There are two main components of high-frequency errors, recurrent and unique, and both have three types of errors (substitution, insertion and deletion). Recurrent errors can be seen across all source genomes in the mixture while unique errors are seen in only one of the genomes. PCR errors are expected to be more in line with unique errors while real data also shows some recurrent errors which might originate from RNA degradation.
- A dataframe which contains error type, position, corresponding amplicon number, alternative allele, recurrence state, VAF and length information of each error is created.
- Counts of each type of errors to be introduced are drawn from a Poisson distribution with mean (error rate * genome length).

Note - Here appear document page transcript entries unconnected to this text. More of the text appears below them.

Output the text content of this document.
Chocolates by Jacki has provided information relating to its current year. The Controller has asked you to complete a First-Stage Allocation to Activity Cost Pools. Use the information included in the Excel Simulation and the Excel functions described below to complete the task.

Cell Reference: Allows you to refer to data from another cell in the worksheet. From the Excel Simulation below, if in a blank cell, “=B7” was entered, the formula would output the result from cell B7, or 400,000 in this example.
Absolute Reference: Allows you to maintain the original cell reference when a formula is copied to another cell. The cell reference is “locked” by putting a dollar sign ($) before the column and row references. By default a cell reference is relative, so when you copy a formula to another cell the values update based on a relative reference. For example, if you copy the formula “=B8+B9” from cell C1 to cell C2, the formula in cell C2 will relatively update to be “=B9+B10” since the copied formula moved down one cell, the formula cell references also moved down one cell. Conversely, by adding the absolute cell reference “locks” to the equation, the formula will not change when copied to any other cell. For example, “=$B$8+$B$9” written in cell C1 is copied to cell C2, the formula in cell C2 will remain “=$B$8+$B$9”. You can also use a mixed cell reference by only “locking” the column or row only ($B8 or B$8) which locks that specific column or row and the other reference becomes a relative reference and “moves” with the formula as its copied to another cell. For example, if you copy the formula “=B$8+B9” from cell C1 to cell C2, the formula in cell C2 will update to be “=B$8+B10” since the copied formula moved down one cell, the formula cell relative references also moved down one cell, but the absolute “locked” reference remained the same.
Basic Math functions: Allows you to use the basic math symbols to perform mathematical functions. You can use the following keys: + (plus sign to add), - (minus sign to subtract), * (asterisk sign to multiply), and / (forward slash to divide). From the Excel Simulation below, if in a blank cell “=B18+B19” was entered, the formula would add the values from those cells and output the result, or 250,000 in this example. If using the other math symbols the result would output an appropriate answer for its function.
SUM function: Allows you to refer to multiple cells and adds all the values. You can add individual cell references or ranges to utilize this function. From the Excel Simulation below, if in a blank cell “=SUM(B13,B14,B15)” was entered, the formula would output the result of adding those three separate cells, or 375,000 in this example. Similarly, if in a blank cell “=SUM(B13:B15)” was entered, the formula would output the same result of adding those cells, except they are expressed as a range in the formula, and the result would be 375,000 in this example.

- VAF of each error is drawn from a Dirichlet distribution: (alt,ref)=Dir(alpha1,alpha2). Default alpha values were estimated from real data.
- Position of the error within the genome is randomly sampled without replacement.
- Insertion lengths are drawn from a uniform distribution. Default max insertion length is 14, as observed in real data.
- Deletion lengths are drawn from a geometric distribution. Default p values were estimated from real data.
- Amplicons from step 3 are aligned to the Wuhan reference.
- Mutants of the amplicons are created using different combinations of errors that are on the same amplicon.
- The read count of the mutants are determined with a binomial distribution, whose p is the VAF of the error.
- The amplicon dataframe is updated so that it now contains the PCR mutants and new read counts.
For computational efficiency, art_illumina will be run once for each unique resulting read count (for example, one art_illumina run for all amplicons that have a read count of 2; we refer to this as 'read count group 2'). Therefore, FASTA files of amplicons in the amplicon population that have the same number of read counts are merged.
For each read count group of amplicons, art_illumina is run to generate the required numbers of reads. At present we simulate with parameters appropriate for Illumina MiSeq v3, paired-end, 250bp, using the following parameters:
art_illumina \
--amplicon \
--quiet \
--paired \
--rndSeed random_number \
--noALN \
--maskN 0 \
--seqSys seqSys(default MSv3) \
--in amplicon_file.fasta \
--len 250 \
--rcount n_reads \
--out out_prefix
All of these output files are then stitched together and shuffled into a random order by a randomly generated permutation.
All of the temporary files (genomes, amplicons, bowtie indices, and art output files) are deleted.